Europe's Bickering Pair Search for Unity in a World of Conflict
Few European leaders are as inherently distant as Prime Minister Giorgia Meloni of Italy and President Emmanuel Macron of France. Her political roots are in the nationalist right; his are in the globalist, technocratic center. They have regularly tilted at each other, and people in Ms. Meloni's entourage concede the two leaders do not share great chemistry.
Yet on Tuesday Ms. Meloni and Mr. Macron are set to hold a bilateral meeting in Rome, the French leader's first official trip to Italy specifically to meet the Italian prime minister since she took office in 2022.
Coming on the heels of public sniping between them last month, the visit highlights the acute pressure European leaders are under to seek to come together in pursuit of their shared goals. Despite their differences, both Mr. Macron and Ms. Meloni want to end a shooting war in Ukraine, avert a trade war with the United States and steady relations with a mercurial President Trump.
'At some point, the international situation made this dysfunction unworkable,' said Jean-Pierre Darnis, a professor of Italian politics and contemporary history at the Université Côte d'Azur in Nice.

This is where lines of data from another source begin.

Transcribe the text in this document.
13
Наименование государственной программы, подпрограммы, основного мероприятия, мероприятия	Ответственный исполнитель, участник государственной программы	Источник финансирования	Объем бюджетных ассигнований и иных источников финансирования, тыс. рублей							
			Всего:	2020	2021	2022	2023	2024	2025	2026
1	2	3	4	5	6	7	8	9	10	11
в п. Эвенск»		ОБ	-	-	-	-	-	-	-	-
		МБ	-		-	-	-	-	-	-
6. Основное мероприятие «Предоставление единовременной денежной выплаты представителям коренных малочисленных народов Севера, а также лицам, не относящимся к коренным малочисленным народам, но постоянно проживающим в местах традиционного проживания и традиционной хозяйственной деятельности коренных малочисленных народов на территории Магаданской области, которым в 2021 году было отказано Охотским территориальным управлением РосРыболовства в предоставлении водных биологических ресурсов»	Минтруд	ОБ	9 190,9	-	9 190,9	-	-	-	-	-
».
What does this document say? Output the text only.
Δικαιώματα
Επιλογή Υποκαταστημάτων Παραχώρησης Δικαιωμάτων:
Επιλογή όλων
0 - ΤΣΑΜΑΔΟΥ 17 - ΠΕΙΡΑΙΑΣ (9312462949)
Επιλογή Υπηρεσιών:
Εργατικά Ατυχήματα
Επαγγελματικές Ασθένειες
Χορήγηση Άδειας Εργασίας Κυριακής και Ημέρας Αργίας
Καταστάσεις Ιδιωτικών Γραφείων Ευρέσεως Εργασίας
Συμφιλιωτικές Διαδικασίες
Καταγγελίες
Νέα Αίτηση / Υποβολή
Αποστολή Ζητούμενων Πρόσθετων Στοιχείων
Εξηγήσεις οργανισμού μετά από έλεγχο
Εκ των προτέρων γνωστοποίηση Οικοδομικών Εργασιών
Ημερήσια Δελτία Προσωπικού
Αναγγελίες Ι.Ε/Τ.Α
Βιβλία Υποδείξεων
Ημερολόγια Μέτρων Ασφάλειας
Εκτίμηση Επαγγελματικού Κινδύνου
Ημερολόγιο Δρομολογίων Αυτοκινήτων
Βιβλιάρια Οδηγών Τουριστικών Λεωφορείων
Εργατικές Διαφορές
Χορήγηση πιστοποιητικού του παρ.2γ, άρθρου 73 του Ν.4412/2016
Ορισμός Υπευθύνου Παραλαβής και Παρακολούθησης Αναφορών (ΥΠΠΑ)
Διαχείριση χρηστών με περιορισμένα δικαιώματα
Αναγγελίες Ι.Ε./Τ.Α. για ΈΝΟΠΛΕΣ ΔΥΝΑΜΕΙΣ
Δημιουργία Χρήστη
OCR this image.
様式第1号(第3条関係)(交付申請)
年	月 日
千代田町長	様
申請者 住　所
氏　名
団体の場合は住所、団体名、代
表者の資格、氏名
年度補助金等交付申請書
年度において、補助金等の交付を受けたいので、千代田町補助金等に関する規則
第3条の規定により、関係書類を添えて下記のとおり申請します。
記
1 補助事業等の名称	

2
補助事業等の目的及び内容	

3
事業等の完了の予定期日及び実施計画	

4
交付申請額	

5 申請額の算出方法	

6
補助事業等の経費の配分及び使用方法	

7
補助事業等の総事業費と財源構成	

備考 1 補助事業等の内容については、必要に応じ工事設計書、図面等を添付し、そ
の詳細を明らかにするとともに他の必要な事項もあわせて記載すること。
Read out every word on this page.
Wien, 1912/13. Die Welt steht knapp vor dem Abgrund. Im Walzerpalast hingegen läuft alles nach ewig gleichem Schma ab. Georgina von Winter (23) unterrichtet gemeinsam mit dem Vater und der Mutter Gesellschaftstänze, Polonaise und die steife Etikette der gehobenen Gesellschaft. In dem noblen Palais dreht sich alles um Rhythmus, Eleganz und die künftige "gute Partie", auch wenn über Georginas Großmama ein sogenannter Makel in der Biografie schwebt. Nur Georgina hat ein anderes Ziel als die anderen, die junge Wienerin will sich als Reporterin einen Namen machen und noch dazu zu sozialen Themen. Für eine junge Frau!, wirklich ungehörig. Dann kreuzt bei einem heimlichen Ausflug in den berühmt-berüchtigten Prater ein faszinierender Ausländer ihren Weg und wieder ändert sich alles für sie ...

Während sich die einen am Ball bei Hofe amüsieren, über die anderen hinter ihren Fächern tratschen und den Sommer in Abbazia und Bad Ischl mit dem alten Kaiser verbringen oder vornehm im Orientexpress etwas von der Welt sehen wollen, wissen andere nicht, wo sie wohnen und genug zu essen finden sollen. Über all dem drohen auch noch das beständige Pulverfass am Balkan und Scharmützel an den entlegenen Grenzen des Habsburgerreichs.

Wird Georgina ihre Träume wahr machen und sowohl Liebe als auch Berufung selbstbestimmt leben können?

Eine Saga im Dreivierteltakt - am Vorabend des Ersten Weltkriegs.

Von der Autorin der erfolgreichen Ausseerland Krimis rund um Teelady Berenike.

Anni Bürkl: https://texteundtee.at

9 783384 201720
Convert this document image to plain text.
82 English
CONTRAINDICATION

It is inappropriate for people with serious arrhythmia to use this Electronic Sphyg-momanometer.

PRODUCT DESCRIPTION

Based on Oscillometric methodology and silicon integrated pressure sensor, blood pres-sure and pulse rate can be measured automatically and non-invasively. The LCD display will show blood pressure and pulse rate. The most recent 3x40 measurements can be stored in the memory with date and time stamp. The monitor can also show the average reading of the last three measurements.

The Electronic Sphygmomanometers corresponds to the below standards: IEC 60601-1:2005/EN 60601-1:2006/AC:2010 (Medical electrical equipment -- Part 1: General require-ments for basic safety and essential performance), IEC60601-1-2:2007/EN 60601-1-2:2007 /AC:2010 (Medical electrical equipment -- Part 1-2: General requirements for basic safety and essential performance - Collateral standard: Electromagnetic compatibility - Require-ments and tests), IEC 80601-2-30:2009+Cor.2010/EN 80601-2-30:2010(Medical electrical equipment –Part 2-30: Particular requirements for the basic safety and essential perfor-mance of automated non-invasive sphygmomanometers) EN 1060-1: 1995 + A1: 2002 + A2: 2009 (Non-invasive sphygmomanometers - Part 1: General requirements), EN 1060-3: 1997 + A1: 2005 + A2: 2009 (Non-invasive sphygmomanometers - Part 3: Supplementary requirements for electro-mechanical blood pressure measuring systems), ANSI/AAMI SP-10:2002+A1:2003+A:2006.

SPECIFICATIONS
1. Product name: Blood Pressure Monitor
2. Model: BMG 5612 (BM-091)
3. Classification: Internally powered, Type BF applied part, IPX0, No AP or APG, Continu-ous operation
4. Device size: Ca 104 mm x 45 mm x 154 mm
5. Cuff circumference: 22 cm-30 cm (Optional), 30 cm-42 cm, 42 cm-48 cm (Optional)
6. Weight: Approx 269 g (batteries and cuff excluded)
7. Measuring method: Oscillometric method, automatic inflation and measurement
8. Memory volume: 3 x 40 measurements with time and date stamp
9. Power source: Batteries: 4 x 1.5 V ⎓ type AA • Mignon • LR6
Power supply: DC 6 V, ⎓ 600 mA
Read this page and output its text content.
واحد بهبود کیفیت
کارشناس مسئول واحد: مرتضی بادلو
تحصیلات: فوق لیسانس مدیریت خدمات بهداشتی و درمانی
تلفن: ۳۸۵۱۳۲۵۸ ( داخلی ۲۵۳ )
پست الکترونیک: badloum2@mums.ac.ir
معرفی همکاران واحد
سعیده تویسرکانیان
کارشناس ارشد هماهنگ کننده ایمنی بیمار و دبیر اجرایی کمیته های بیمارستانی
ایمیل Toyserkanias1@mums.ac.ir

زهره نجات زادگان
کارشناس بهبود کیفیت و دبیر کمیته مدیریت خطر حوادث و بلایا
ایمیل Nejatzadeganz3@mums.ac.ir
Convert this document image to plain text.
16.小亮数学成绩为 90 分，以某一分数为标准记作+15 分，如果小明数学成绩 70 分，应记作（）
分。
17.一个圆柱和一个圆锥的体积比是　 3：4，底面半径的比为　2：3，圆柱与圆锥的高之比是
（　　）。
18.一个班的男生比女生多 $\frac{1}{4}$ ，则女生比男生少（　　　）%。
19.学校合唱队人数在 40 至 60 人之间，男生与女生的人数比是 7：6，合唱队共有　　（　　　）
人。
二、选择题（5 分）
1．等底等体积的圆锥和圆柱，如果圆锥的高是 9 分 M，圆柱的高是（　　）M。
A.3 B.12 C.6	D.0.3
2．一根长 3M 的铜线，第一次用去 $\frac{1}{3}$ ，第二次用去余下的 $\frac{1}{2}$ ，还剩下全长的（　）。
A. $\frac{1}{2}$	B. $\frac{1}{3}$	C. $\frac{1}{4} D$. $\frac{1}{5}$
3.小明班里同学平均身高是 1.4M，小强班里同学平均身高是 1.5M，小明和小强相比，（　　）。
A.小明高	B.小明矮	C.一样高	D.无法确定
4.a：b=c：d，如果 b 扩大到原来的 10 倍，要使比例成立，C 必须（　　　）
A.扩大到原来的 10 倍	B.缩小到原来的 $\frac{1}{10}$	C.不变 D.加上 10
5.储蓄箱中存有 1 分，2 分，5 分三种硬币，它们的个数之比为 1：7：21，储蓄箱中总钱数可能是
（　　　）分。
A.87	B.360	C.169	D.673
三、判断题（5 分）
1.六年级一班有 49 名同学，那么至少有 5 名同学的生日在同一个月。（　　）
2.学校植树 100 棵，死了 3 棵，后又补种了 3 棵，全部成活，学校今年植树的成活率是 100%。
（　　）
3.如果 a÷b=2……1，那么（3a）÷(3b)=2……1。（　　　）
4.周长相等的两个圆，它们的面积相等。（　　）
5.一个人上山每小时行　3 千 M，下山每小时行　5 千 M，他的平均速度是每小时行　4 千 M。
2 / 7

Still it remains to be seen whether a tête-à-tête and a dinner on Tuesday can take the chill out of relations between two leaders who, Claudio Cerasa, the editor of Italy's newspaper Il Foglio, wrote this week 'are made to misunderstand each other.'
Ms. Meloni forged her political identity as an outsider, vigorously opposing the kind of liberal internationalism and perceived elitism embodied by Mr. Macron, who attended the right schools and worked as an investment banker. She grew up in a working-class neighborhood and came to lead a nationalist, anti-immigrant party with roots in Italy's fascist past.